Red Ribbons

Now it’s as if everything trapped inside me since Amy’s death has been stirred up again, like a demon that has been there all along, waiting for someone to unlock the door. I don’t know what to do with this demon, but I know he won’t go away.

Bridget was kind this morning. She could tell how upset I was and asked if I wanted her to tell Dr Ebbs that I was unwell. I said no. She put me back into bed after my nausea, told me she’d bring me down a light breakfast on a tray. She washed my face with a cold face cloth, giving me instructions to stay underneath the covers. I lay there as she cleaned the sink of vomit. She did her best to rid the place of the stench. I felt the closest to being loved I’ve felt for a very long time. In a funny way, knowing that Bridget cared helped me before the anger came.

Arriving to see Dr Ebbs, I was determined. The wave of anger that had spread through me after Bridget left had put fire back in my soul. It was the kind of anger I remembered feeling before, the kind that consumes you, but at least tells you you’re alive. I held back at first, not sure which way to go about telling Dr Ebbs. I was afraid of blurting out the whole thing. I recalled how that tack had backfired on me last time around. People had looked at me as if I was mad. Well, I guess I had been. So I knew that today, I needed to be calm. I tried to judge the situation as best I could. But from the moment I opened my mouth, I knew he didn’t believe me. I recognised that look from the get-go. Whenever they ask stupid questions, you know you’re in trouble because you know what they’re thinking: Let the lunatic have her say, and then ignore her.

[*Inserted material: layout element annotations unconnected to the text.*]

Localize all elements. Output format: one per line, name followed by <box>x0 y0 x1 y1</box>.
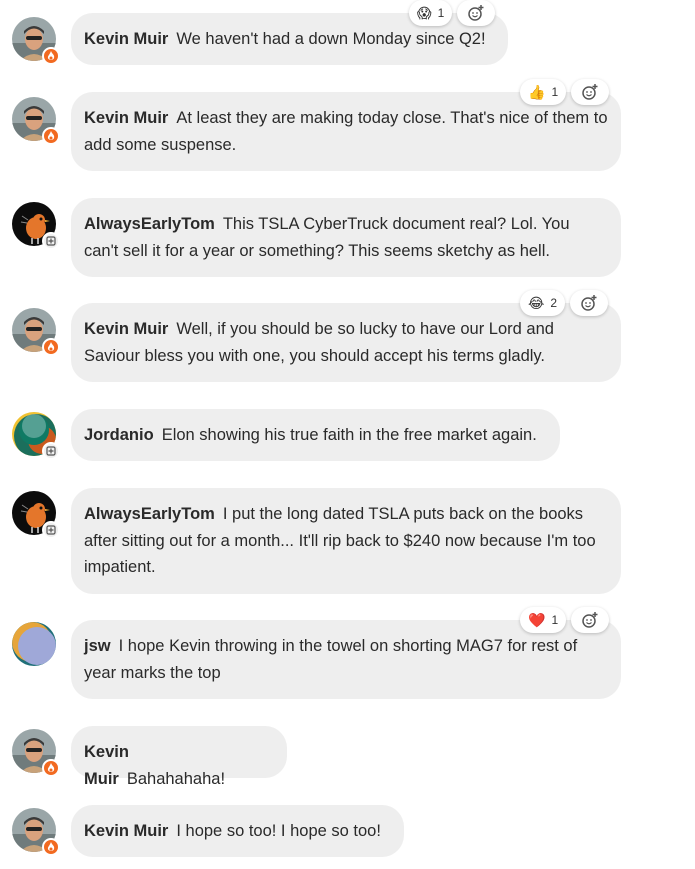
reactions-bar: 😱 1 <box>409 0 496 26</box>
flame-badge-icon <box>42 338 60 356</box>
add-reaction-button[interactable] <box>457 0 496 26</box>
comment-text: I hope so too! I hope so too! <box>176 822 381 840</box>
comment-author[interactable]: jsw <box>84 637 111 655</box>
comment-bubble: AlwaysEarlyTom This TSLA CyberTruck docum… <box>71 198 621 277</box>
reaction-count: 1 <box>551 613 559 627</box>
comment-bubble: Jordanio Elon showing his true faith in t… <box>71 409 560 461</box>
comment-text: I hope Kevin throwing in the towel on sh… <box>84 637 578 682</box>
reactions-bar: 👍 1 <box>520 79 610 105</box>
reaction-pill[interactable]: 👍 1 <box>520 79 567 105</box>
moderator-badge-icon <box>42 521 60 539</box>
reaction-pill[interactable]: 😂 2 <box>520 290 566 316</box>
avatar[interactable] <box>12 622 58 668</box>
avatar[interactable] <box>12 17 60 65</box>
flame-badge-icon <box>42 47 60 65</box>
avatar[interactable] <box>12 412 60 460</box>
flame-badge-icon <box>42 838 60 856</box>
reaction-pill[interactable]: ❤️ 1 <box>520 607 567 633</box>
add-reaction-button[interactable] <box>571 79 610 105</box>
comment-author[interactable]: Kevin Muir <box>84 822 168 840</box>
reaction-count: 1 <box>437 6 445 20</box>
add-reaction-button[interactable] <box>570 290 609 316</box>
add-reaction-icon <box>468 5 484 21</box>
avatar[interactable] <box>12 97 60 145</box>
comment-author[interactable]: AlwaysEarlyTom <box>84 215 215 233</box>
avatar-image-jsw <box>12 622 56 666</box>
avatar[interactable] <box>12 729 60 777</box>
reaction-emoji-icon: ❤️ <box>528 612 546 628</box>
comment-text: Bahahahaha! <box>126 769 226 788</box>
comment-author[interactable]: Kevin Muir <box>84 30 168 48</box>
comment-bubble: AlwaysEarlyTom I put the long dated TSLA … <box>71 488 621 594</box>
avatar[interactable] <box>12 202 60 250</box>
moderator-badge-icon <box>42 442 60 460</box>
comment-text: Elon showing his true faith in the free … <box>161 426 537 444</box>
flame-badge-icon <box>42 759 60 777</box>
reaction-emoji-icon: 😂 <box>528 295 545 311</box>
moderator-badge-icon <box>42 232 60 250</box>
add-reaction-icon <box>582 612 598 628</box>
comment-author[interactable]: Kevin Muir <box>84 743 129 788</box>
comment-author[interactable]: Jordanio <box>84 426 154 444</box>
comment-author[interactable]: Kevin Muir <box>84 320 168 338</box>
add-reaction-icon <box>582 84 598 100</box>
reaction-pill[interactable]: 😱 1 <box>409 0 453 26</box>
comment-author[interactable]: AlwaysEarlyTom <box>84 505 215 523</box>
add-reaction-button[interactable] <box>571 607 610 633</box>
reactions-bar: ❤️ 1 <box>520 607 610 633</box>
avatar[interactable] <box>12 491 60 539</box>
add-reaction-icon <box>581 295 597 311</box>
reactions-bar: 😂 2 <box>520 290 609 316</box>
reaction-emoji-icon: 😱 <box>417 5 432 21</box>
comment-text: We haven't had a down Monday since Q2! <box>176 30 486 48</box>
flame-badge-icon <box>42 127 60 145</box>
comment-bubble: Kevin Muir I hope so too! I hope so too! <box>71 805 404 857</box>
comment-author[interactable]: Kevin Muir <box>84 109 168 127</box>
avatar[interactable] <box>12 808 60 856</box>
reaction-count: 2 <box>550 296 558 310</box>
avatar[interactable] <box>12 308 60 356</box>
reaction-count: 1 <box>551 85 559 99</box>
reaction-emoji-icon: 👍 <box>528 84 546 100</box>
comment-bubble: Kevin Muir Bahahahaha! <box>71 726 287 788</box>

When he tried to placate me, something else changed inside. I wanted to scream. I knew he wasn’t listening. The hope that you can change someone’s mind fades quickly. I saw exactly how it was going to play out, and I was damned if I was going to go through all that disbelief and frustration again. I wanted out of there, and quick.

So I swallowed the tablets he gave me. I knew I had no choice. The nurse checked I had swallowed them, as she was instructed to do. I waited until she was out of earshot. It didn’t take much to force the tablets back up. Bridget had left some of the cleaning stuff with me in case I was sick again. I cleaned everything up, even though I was weak. But whatever weakness my body felt, my head felt strong, stronger than it had felt for a very long time.

By the time I was finished, the place looked and smelled as perfect as when the nurse had left. I sat looking at Amy’s photograph for a long time before I finally put it under my pillow. When I did, I thought long and hard about how I was going to make things different.

This time around, I have to succeed – with or without the good doctor’s help.





Incident Room, Tallaght Garda Station


Monday, 10 October 2011, 11.30 a.m.





GARDA ADELE BURLINGTON HAD BEEN ANSWERING calls on the helplines since the start of her shift at ten that morning. It was her third day doing the same thing: recording details received from the public, and rating the calls for passing further up the line.

‘Public Information Line.’

‘My name is Dr Samuel Ebbs.’

‘How can I help you, Dr Ebbs?’

‘I’m phoning in connection with the murders of the young girls in Dublin.’

‘Where are you calling from, Dr Ebbs?’

‘St Michael’s Institution. I’m the senior psychiatric consultant here.’

‘And what information do you have?’

‘Well, it’s to do with a patient under my supervision, Ellie Brady. She’s been remembering information about the murder of her own daughter, something that happened fifteen years ago. You do understand why I am hesitant about making this call?’

‘Dr Ebbs, any information you give me will be treated confidentially, I assure you. You can talk freely.’

‘Okay. Ellie Brady is a long-term patient here, and is believed to have been responsible for the death of her daughter fifteen years ago.’

‘Her daughter’s name?’

‘Amy. Amy Brady. She would have been of similar age to the victims in Dublin.’

‘And what has Ellie told you?’

‘She believes the person who has committed the current murders killed her daughter as well.’

‘You sound hesitant, doctor?’

‘Ellie is under psychiatric care for a reason. I have no way of validating any of the information she has given me, but according to her, the way the girls were found, with the plaiting, the ribbons and the crucifix, was exactly how she found her daughter. It was a long time ago, but she is adamant.’

‘Will we be able to speak to Ellie Brady if that proves necessary?’

‘That is the problem. At the moment she is under sedation because of her heightened anxiety. As I said, I don’t know if any of this is true. My main concern is that if it isn’t true, interviewing Ellie would only serve to elevate whatever medical difficulties exist.’

‘Could you give me your telephone number, Dr Ebbs? I will need to call you back to validate the contact source.’